HD saturation due to the untimely creation of postgresql files

Questions about WAPT Server / Requests and help related to the WAPT server
Forum Rules
Community Forum Rules
* English support on www.reddit.com/r/wapt
* French community support is available on this forum
* Please prefix the topic title with [RESOLVED] if it is resolved.
* Please do not edit a topic that is tagged [RESOLVED]. Open a new topic referencing the old one.
* Specify the installed WAPT version, full version, and build number (2.2.1.11957 / 2.2.2.12337 / etc.) as well as the Enterprise/Discovery edition.
* Versions 1.8.2 and earlier are no longer supported. The only questions accepted regarding version 1.8.2 are related to upgrading to a supported version (2.1, 2.2, etc.).
* Specify the server OS (Linux/Windows) and version (Debian Buster/Bullseye - CentOS 7 - Windows Server 2012/2016/2019).
* Specify the OS of the administration/package creation machine and the machine with the problematic agent, if applicable (Windows 7/10/11/Debian 11/etc.).
* Avoid asking multiple questions when opening a topic, otherwise it may be ignored. If there are multiple topics, open separate topics, preferably one after the other and not all at the same time (i.e., do not spam the forum).
* Include code snippets, screenshots, and other images directly in the post. Links to Pastebin, Bitly, and other third-party sites will be systematically removed.
* As with any community forum, support is provided voluntarily by members. If you require commercial support, you can contact Tranquil IT's sales department at 02.40.97.57.55
Locked
Sophie
Messages: 2
Registration: Apr 26, 2018 - 12:22

January 7, 2020 - 8:57 PM

Good morning,
First of all, best wishes for the new year.

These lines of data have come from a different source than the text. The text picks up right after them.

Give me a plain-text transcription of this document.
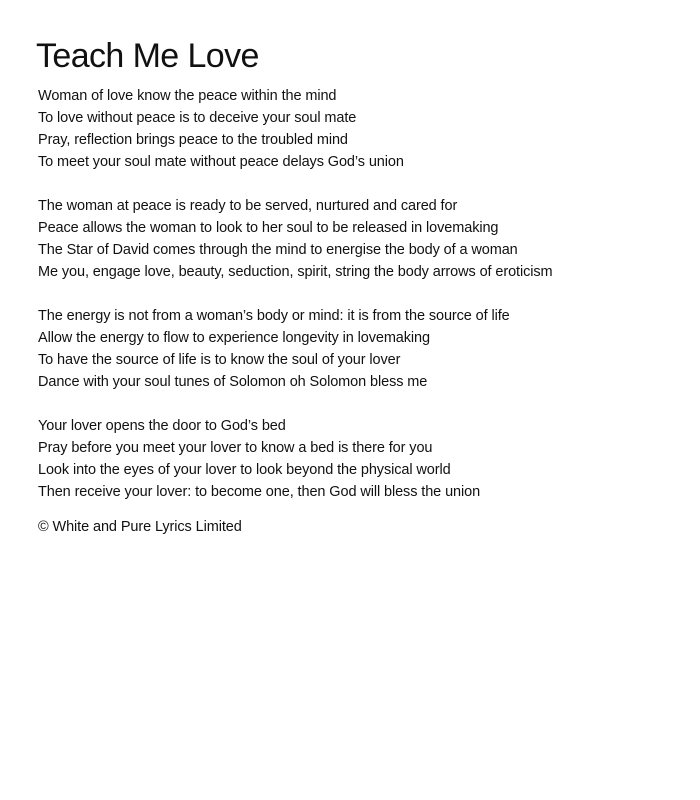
Teach Me Love
Woman of love know the peace within the mind
To love without peace is to deceive your soul mate
Pray, reflection brings peace to the troubled mind
To meet your soul mate without peace delays God’s union
The woman at peace is ready to be served, nurtured and cared for
Peace allows the woman to look to her soul to be released in lovemaking
The Star of David comes through the mind to energise the body of a woman
Me you, engage love, beauty, seduction, spirit, string the body arrows of eroticism
The energy is not from a woman’s body or mind: it is from the source of life
Allow the energy to flow to experience longevity in lovemaking
To have the source of life is to know the soul of your lover
Dance with your soul tunes of Solomon oh Solomon bless me
Your lover opens the door to God’s bed
Pray before you meet your lover to know a bed is there for you
Look into the eyes of your lover to look beyond the physical world
Then receive your lover: to become one, then God will bless the union
© White and Pure Lyrics Limited
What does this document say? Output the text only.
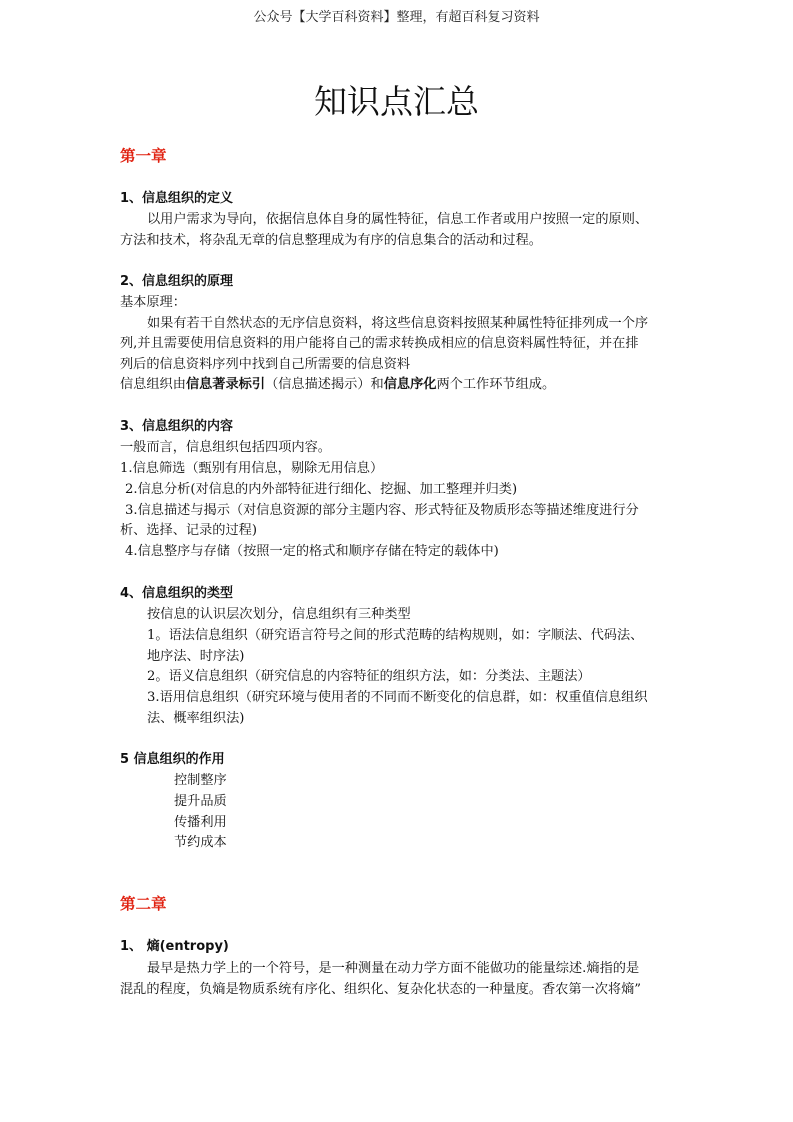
公众号【大学百科资料】整理，有超百科复习资料
知识点汇总
第一章
1、信息组织的定义
以用户需求为导向，依据信息体自身的属性特征，信息工作者或用户按照一定的原则、
方法和技术，将杂乱无章的信息整理成为有序的信息集合的活动和过程。
2、信息组织的原理
基本原理：
如果有若干自然状态的无序信息资料，将这些信息资料按照某种属性特征排列成一个序
列,并且需要使用信息资料的用户能将自己的需求转换成相应的信息资料属性特征，并在排
列后的信息资料序列中找到自己所需要的信息资料
信息组织由信息著录标引（信息描述揭示）和信息序化两个工作环节组成。
3、信息组织的内容
一般而言，信息组织包括四项内容。
1.信息筛选（甄别有用信息，剔除无用信息）
2.信息分析(对信息的内外部特征进行细化、挖掘、加工整理并归类)
3.信息描述与揭示（对信息资源的部分主题内容、形式特征及物质形态等描述维度进行分
析、选择、记录的过程)
4.信息整序与存储（按照一定的格式和顺序存储在特定的载体中)
4、信息组织的类型
按信息的认识层次划分，信息组织有三种类型
1。语法信息组织（研究语言符号之间的形式范畴的结构规则，如：字顺法、代码法、
地序法、时序法)
2。语义信息组织（研究信息的内容特征的组织方法，如：分类法、主题法）
3.语用信息组织（研究环境与使用者的不同而不断变化的信息群，如：权重值信息组织
法、概率组织法)
5 信息组织的作用
控制整序
提升品质
传播利用
节约成本
第二章
1、 熵(entropy)
最早是热力学上的一个符号，是一种测量在动力学方面不能做功的能量综述.熵指的是
混乱的程度，负熵是物质系统有序化、组织化、复杂化状态的一种量度。香农第一次将熵”
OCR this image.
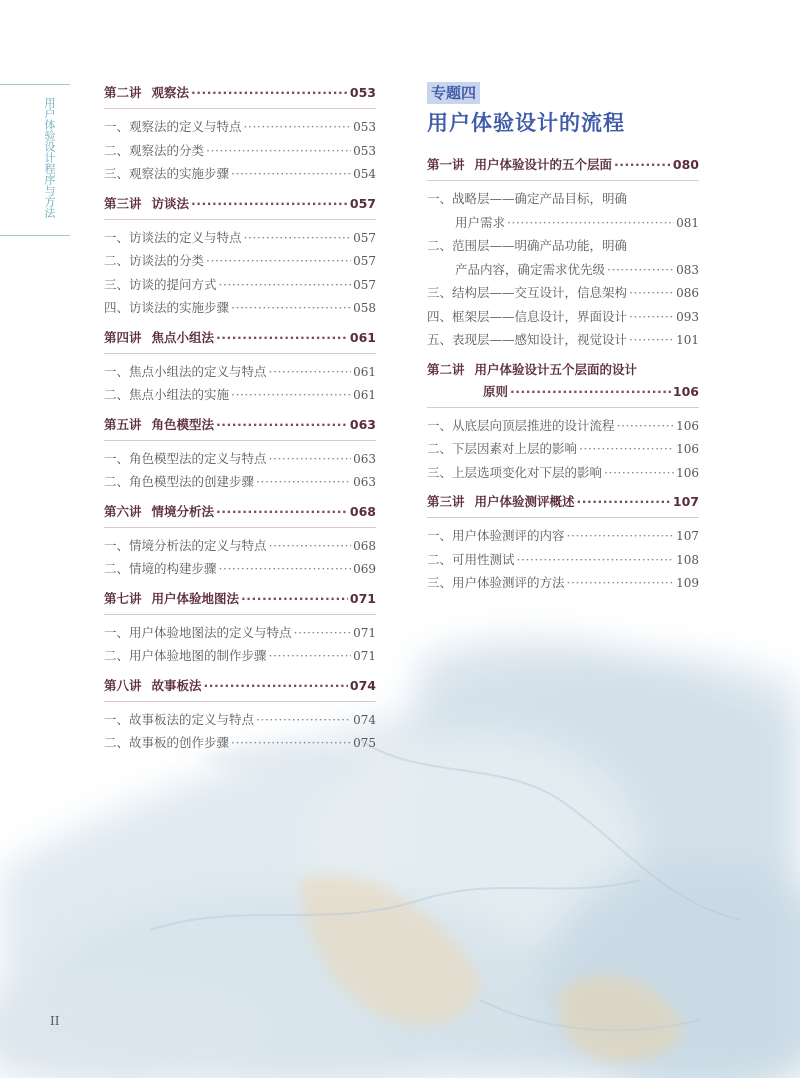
用户体验设计程序与方法
第二讲 观察法 ·····	053
一、观察法的定义与特点 ·····	053
二、观察法的分类 ·····	053
三、观察法的实施步骤 ·····	054
第三讲 访谈法 ·····	057
一、访谈法的定义与特点 ·····	057
二、访谈法的分类 ·····	057
三、访谈的提问方式 ·····	057
四、访谈法的实施步骤 ·····	058
第四讲 焦点小组法 ·····	061
一、焦点小组法的定义与特点 ·····	061
二、焦点小组法的实施 ·····	061
第五讲 角色模型法 ·····	063
一、角色模型法的定义与特点 ·····	063
二、角色模型法的创建步骤 ·····	063
第六讲 情境分析法 ·····	068
一、情境分析法的定义与特点 ·····	068
二、情境的构建步骤 ·····	069
第七讲 用户体验地图法 ·····	071
一、用户体验地图法的定义与特点 ·····	071
二、用户体验地图的制作步骤 ·····	071
第八讲 故事板法 ·····	074
一、故事板法的定义与特点 ·····	074
二、故事板的创作步骤 ·····	075
专题四
用户体验设计的流程
第一讲 用户体验设计的五个层面 ·····	080
一、战略层——确定产品目标，明确
用户需求 ·····	081
二、范围层——明确产品功能，明确
产品内容，确定需求优先级 ·····	083
三、结构层——交互设计，信息架构 ·····	086
四、框架层——信息设计，界面设计 ·····	093
五、表现层——感知设计，视觉设计 ·····	101
第二讲 用户体验设计五个层面的设计
原则 ·····	106
一、从底层向顶层推进的设计流程 ·····	106
二、下层因素对上层的影响 ·····	106
三、上层选项变化对下层的影响 ·····	106
第三讲 用户体验测评概述 ·····	107
一、用户体验测评的内容 ·····	107
二、可用性测试 ·····	108
三、用户体验测评的方法 ·····	109
II
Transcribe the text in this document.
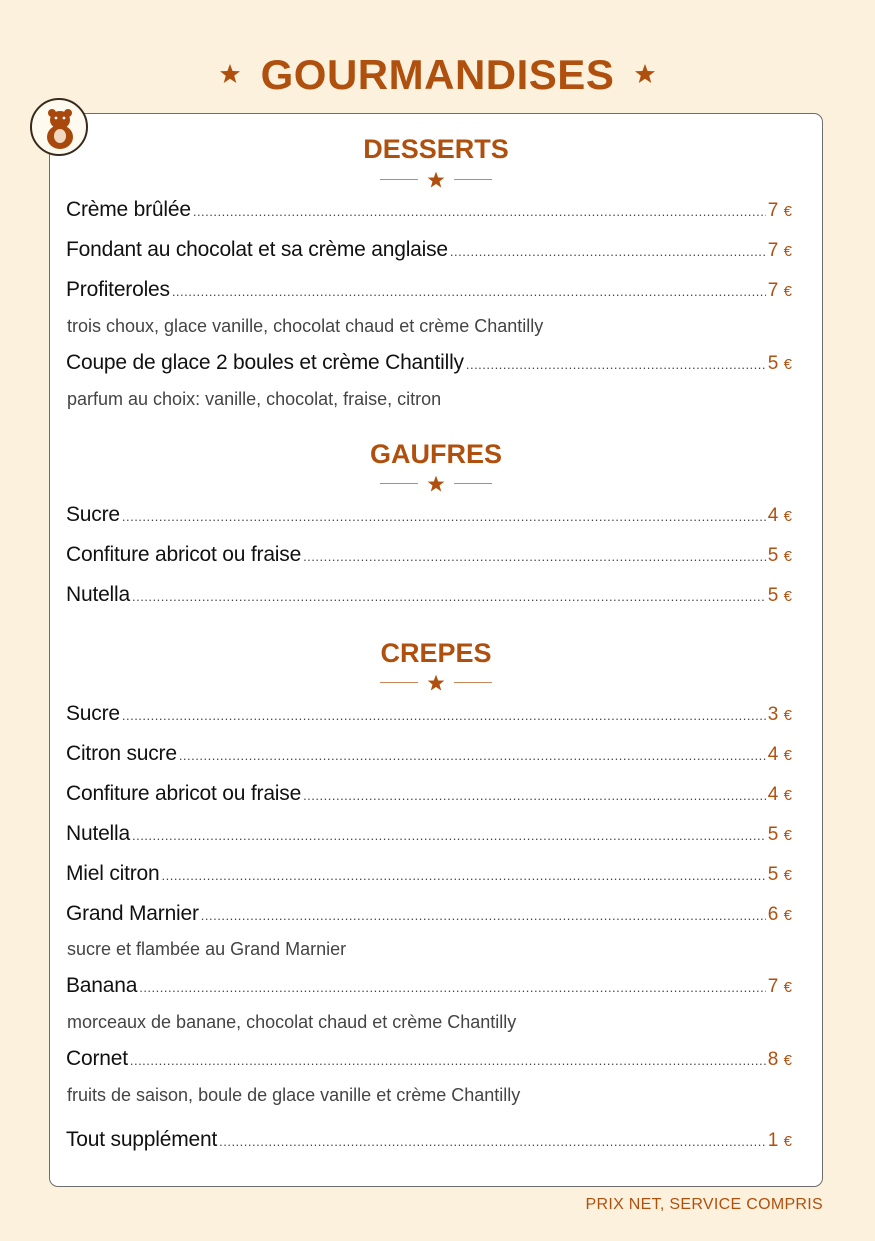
GOURMANDISES
DESSERTS
Crème brûlée .....	7 €
Fondant au chocolat et sa crème anglaise .....	7 €
Profiteroles .....	7 €
trois choux, glace vanille, chocolat chaud et crème Chantilly
Coupe de glace 2 boules et crème Chantilly .....	5 €
parfum au choix: vanille, chocolat, fraise, citron
GAUFRES
Sucre .....	4 €
Confiture abricot ou fraise .....	5 €
Nutella .....	5 €
CREPES
Sucre .....	3 €
Citron sucre .....	4 €
Confiture abricot ou fraise .....	4 €
Nutella .....	5 €
Miel citron .....	5 €
Grand Marnier .....	6 €
sucre et flambée au Grand Marnier
Banana .....	7 €
morceaux de banane, chocolat chaud et crème Chantilly
Cornet .....	8 €
fruits de saison, boule de glace vanille et crème Chantilly
Tout supplément .....	1 €
PRIX NET, SERVICE COMPRIS
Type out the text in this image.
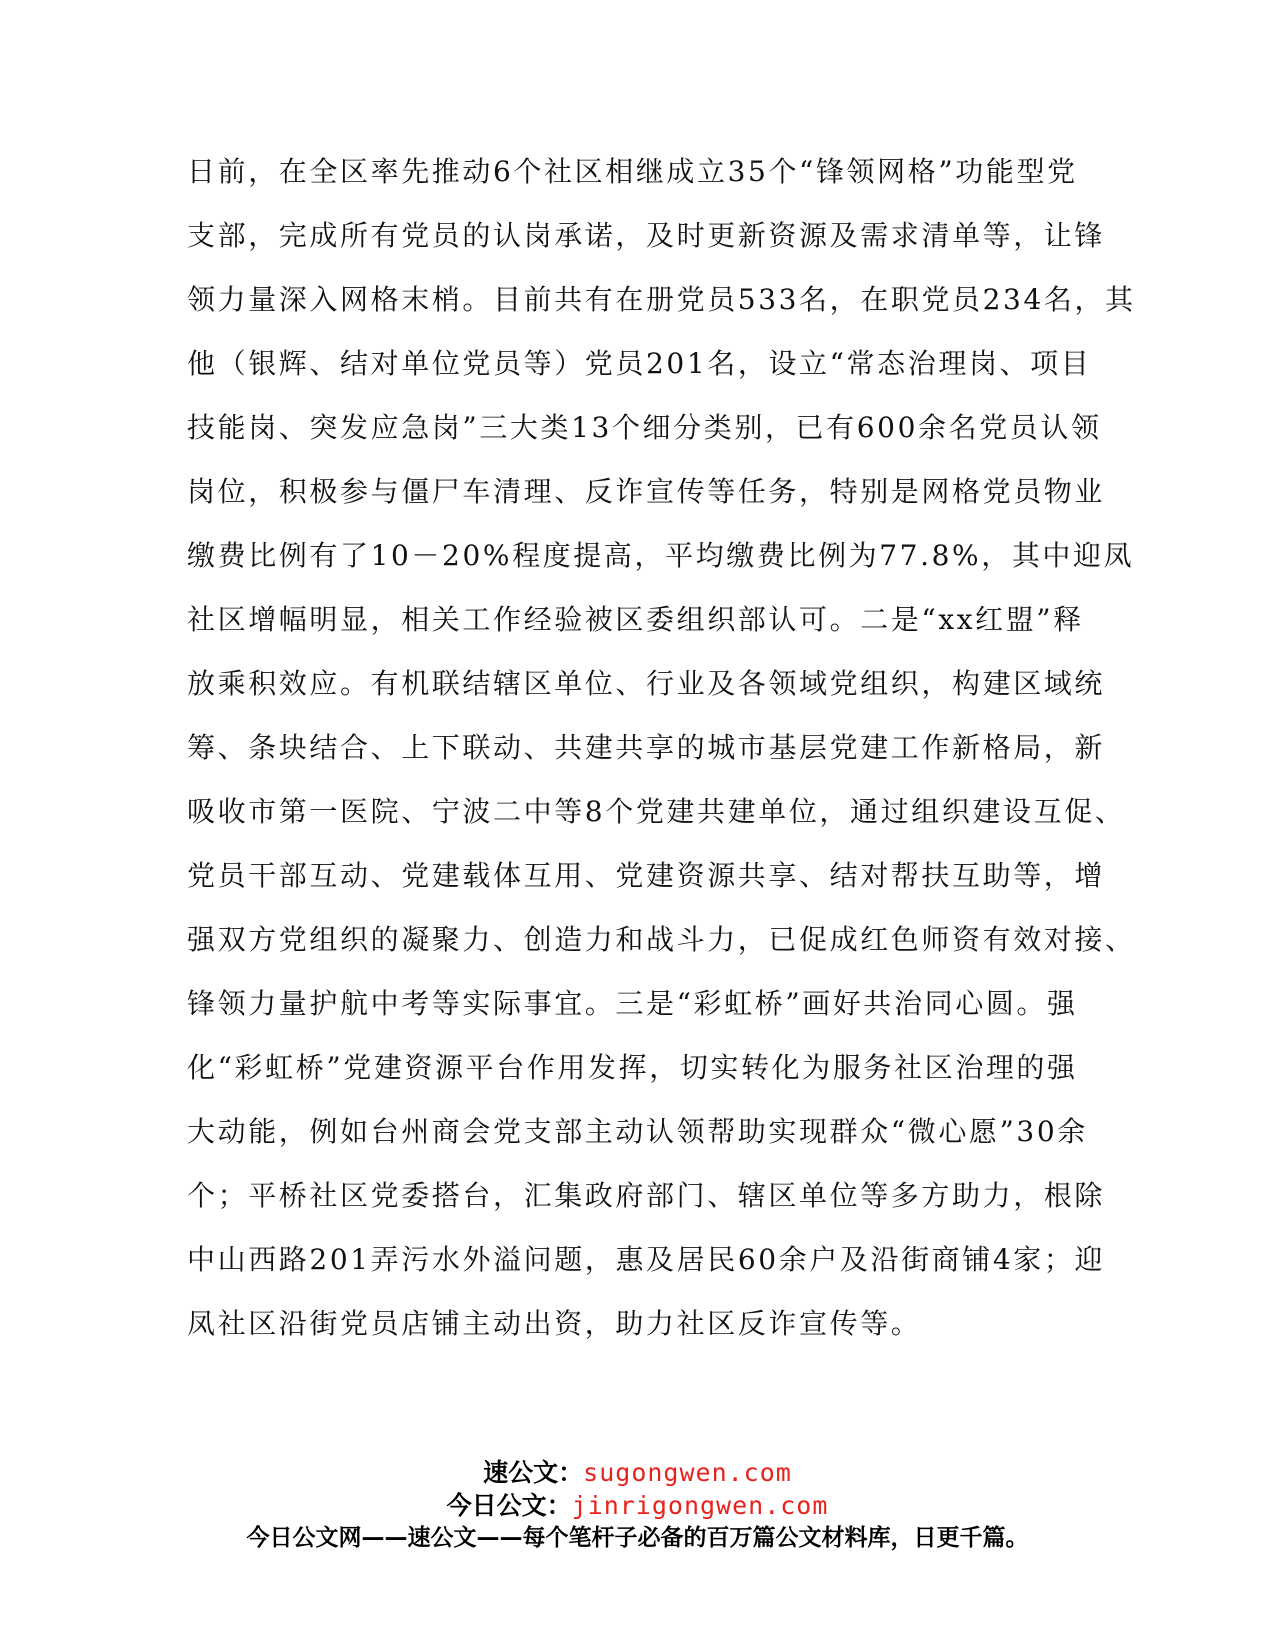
日前，在全区率先推动6个社区相继成立35个“锋领网格”功能型党
支部，完成所有党员的认岗承诺，及时更新资源及需求清单等，让锋
领力量深入网格末梢。目前共有在册党员533名，在职党员234名，其
他（银辉、结对单位党员等）党员201名，设立“常态治理岗、项目
技能岗、突发应急岗”三大类13个细分类别，已有600余名党员认领
岗位，积极参与僵尸车清理、反诈宣传等任务，特别是网格党员物业
缴费比例有了10－20%程度提高，平均缴费比例为77.8%，其中迎凤
社区增幅明显，相关工作经验被区委组织部认可。二是“xx红盟”释
放乘积效应。有机联结辖区单位、行业及各领域党组织，构建区域统
筹、条块结合、上下联动、共建共享的城市基层党建工作新格局，新
吸收市第一医院、宁波二中等8个党建共建单位，通过组织建设互促、
党员干部互动、党建载体互用、党建资源共享、结对帮扶互助等，增
强双方党组织的凝聚力、创造力和战斗力，已促成红色师资有效对接、
锋领力量护航中考等实际事宜。三是“彩虹桥”画好共治同心圆。强
化“彩虹桥”党建资源平台作用发挥，切实转化为服务社区治理的强
大动能，例如台州商会党支部主动认领帮助实现群众“微心愿”30余
个；平桥社区党委搭台，汇集政府部门、辖区单位等多方助力，根除
中山西路201弄污水外溢问题，惠及居民60余户及沿街商铺4家；迎
凤社区沿街党员店铺主动出资，助力社区反诈宣传等。
速公文：sugongwen.com
今日公文：jinrigongwen.com
今日公文网——速公文——每个笔杆子必备的百万篇公文材料库，日更千篇。
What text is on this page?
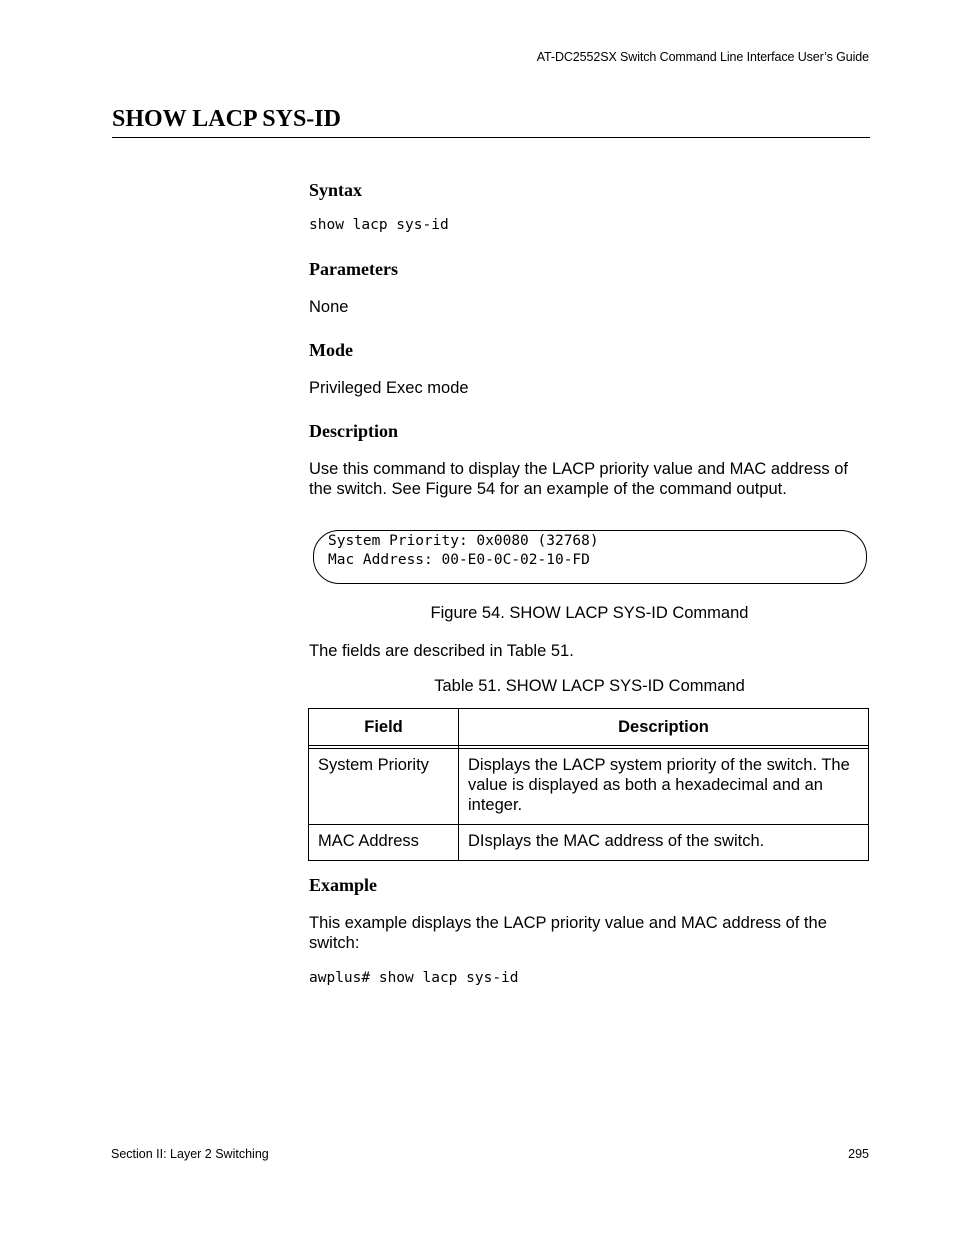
AT-DC2552SX Switch Command Line Interface User’s Guide
SHOW LACP SYS-ID
Syntax
show lacp sys-id
Parameters
None
Mode
Privileged Exec mode
Description
Use this command to display the LACP priority value and MAC address of the switch. See Figure 54 for an example of the command output.
System Priority: 0x0080 (32768)
Mac Address: 00-E0-0C-02-10-FD
Figure 54. SHOW LACP SYS-ID Command
The fields are described in Table 51.
Table 51. SHOW LACP SYS-ID Command
Field	Description

System Priority	Displays the LACP system priority of the switch. The value is displayed as both a hexadecimal and an integer.
MAC Address	DIsplays the MAC address of the switch.
Example
This example displays the LACP priority value and MAC address of the switch:
awplus# show lacp sys-id
Section II: Layer 2 Switching	295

Since Monday, following a 15-day holiday, our Wapt server has crashed, saturating the hard drive with PostgreSQL files in /var/lib/postgresql/9.6/main/base/16385/
with files reaching a size of 1048576 Kb until the HD is saturated.

Below is the configuration of our virtual server:
  • Wapt version 1.7.4.6165
  • OS Debian 4.9
  • 4 GB RAM
  • 40GB HD
We have approximately 1800 machines in our inventory.

When the console is started, the following error message is displayed:
Unable to get hosts list: Error on server:
OperationalError('could not connect to the server: No such file or directory\n\tls the server running locally and accepting \n\tconnections on Unix domain socket "/var/run/postgresql/.s.PGSQL.5432."?\n',)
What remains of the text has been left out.